Occupational therapy for special-needs students moves online

All of the exercises that OTs use with students in a face-to-face setting “can happen in a virtual environment,” too, says occupational therapist Robyn Chu.

A young girl sits at a computer, wearing headphones. Her image appears in a box on the left side of the screen, and above it she can see the smiling face of her female instructor. On the main part of the screen is a black-and-white drawing of a girl performing an exercise called the “side-step dance.”

“We’re going to do … that side-step [dance] first,” the instructor says. “Ten times, opposite arm and leg.”

“OK,” the girl replies. She removes her headphones and stands in front of her computer, still visible on the screen, then performs the exercise as her instructor—a licensed occupational therapist—watches closely from hundreds of miles away.

The girl is using a new service from the San Francisco company PresenceLearning, which has provided live online speech therapy to thousands of K-12 students in the last few years through a process known as “telepractice.”

Now, PresenceLearning has expanded its services to include online occupational therapy services as well—something it believes can address a growing challenge for schools.

Nationwide, about one in five special-needs students is identified as needing occupational therapy services, the company says. But some 9 percent of OT positions at schools and health clinics across the country remain unfilled, according to the U.S. Department of Labor.

“We don’t have enough [occupational therapists] overall,” says PresenceLearning co-founder Clay Whitehead. And that’s especially true in rural areas, Whitehead adds, where OTs or the students they serve might have to travel hundreds of miles to complete face-to-face sessions.

PresenceLearning has seen great success in providing speech therapy to students online, and online OT seemed like a natural extension of that service.

(Next page: How online occupational therapy services work)

OT helps students build “foundational skills” that affect their ability to function throughout the school day, says occupational therapist Robyn Chu. These can include posture, core strength, visual perception, sensory processing, and handwriting or other fine motor skills.

Chu says all of the exercises that OTs use with students in a face-to-face setting “can happen in a virtual environment,” too.

For example, a common OT practice involves modeling correct behaviors or techniques for students. An OT and his or her student might both be sculpting putty at the same time, and the OT can demonstrate the activity first and then walk the student through its proper execution.

Other exercises involve games that students can play on a computer—such as navigating an online maze by manipulating the cursor on their screen to practice fine motor skills.

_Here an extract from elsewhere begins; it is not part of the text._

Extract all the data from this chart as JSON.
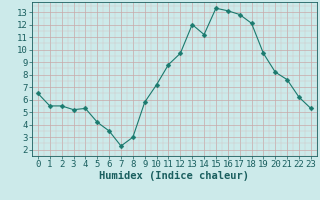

PresenceLearning has been piloting the service with an initial cohort of about 10 online OTs, all of whom have a master’s degree in their field. These therapists have access to the company’s content management system, which includes a repository of online activities they can use with students—and OTs can upload activities they’ve developed themselves, for use by anyone else.

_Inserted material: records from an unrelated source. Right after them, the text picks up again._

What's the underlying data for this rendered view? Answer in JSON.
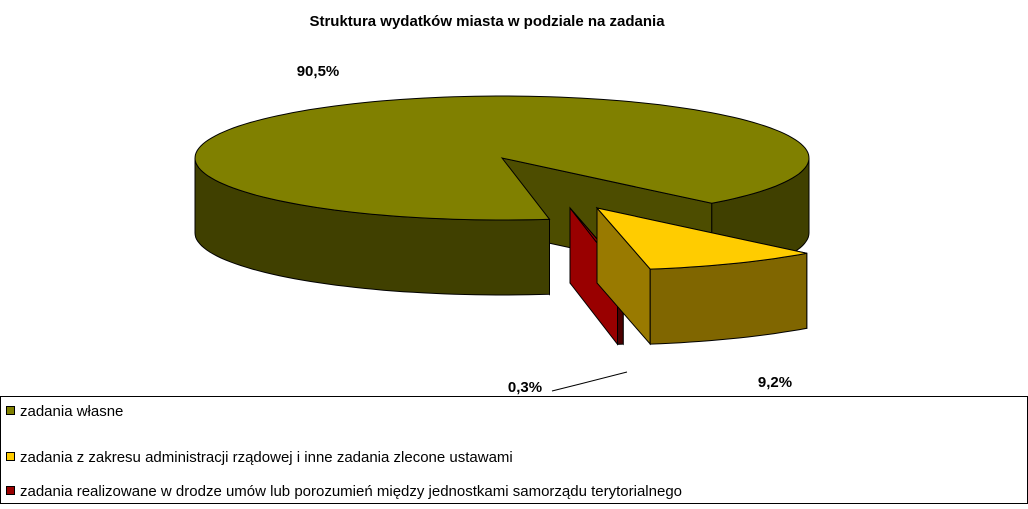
{
  "chart_data": {
    "type": "pie3d",
    "title": "Struktura wydatków miasta w podziale na zadania",
    "categories": [
      "zadania własne",
      "zadania z zakresu administracji rządowej i inne zadania zlecone ustawami",
      "zadania realizowane w drodze umów lub porozumień między jednostkami samorządu terytorialnego"
    ],
    "values": [
      90.5,
      9.2,
      0.3
    ],
    "value_labels": [
      "90,5%",
      "9,2%",
      "0,3%"
    ],
    "colors": [
      "#808000",
      "#ffcc00",
      "#990000"
    ],
    "legend": "bottom"
  }
}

The company announced its new online OT service in what it called a “soft launch” during the Texas Computer Education Association conference in February, and it expects a full rollout of the service to schools this fall.

Whitehead says the service is priced at an hourly rate that “matches or beats the local rate” for OTs in a school district’s area.

“This is … about providing more flexible access” to OT services for students and the schools that serve them, he says, adding that some older students might appreciate the privacy that comes with having OT delivered online.

PresenceLearning will ship all materials needed for the exercises to the student’s school; all the student needs is a computer with a webcam and internet access.

The Columbia Basin Health Association, which serves a rural area of Washington state, has struggled to provide reliable OT services to local families, says Leo Gaeta, program director for early intervention services. Therapists often have to drive a few hours to meet with students, and if the weather is spotty, they might have to cancel appointments.

“We were looking for a model of care that would complement the needs of our families,” Gaeta says.

He says CBHA officials initially had some concerns about how well OT services would translate in an online environment—but the families of children in the program have embraced it.

They “appreciate not having to travel” to receive service, Gaeta notes, adding: “We’re happy with the way the program is working for us.”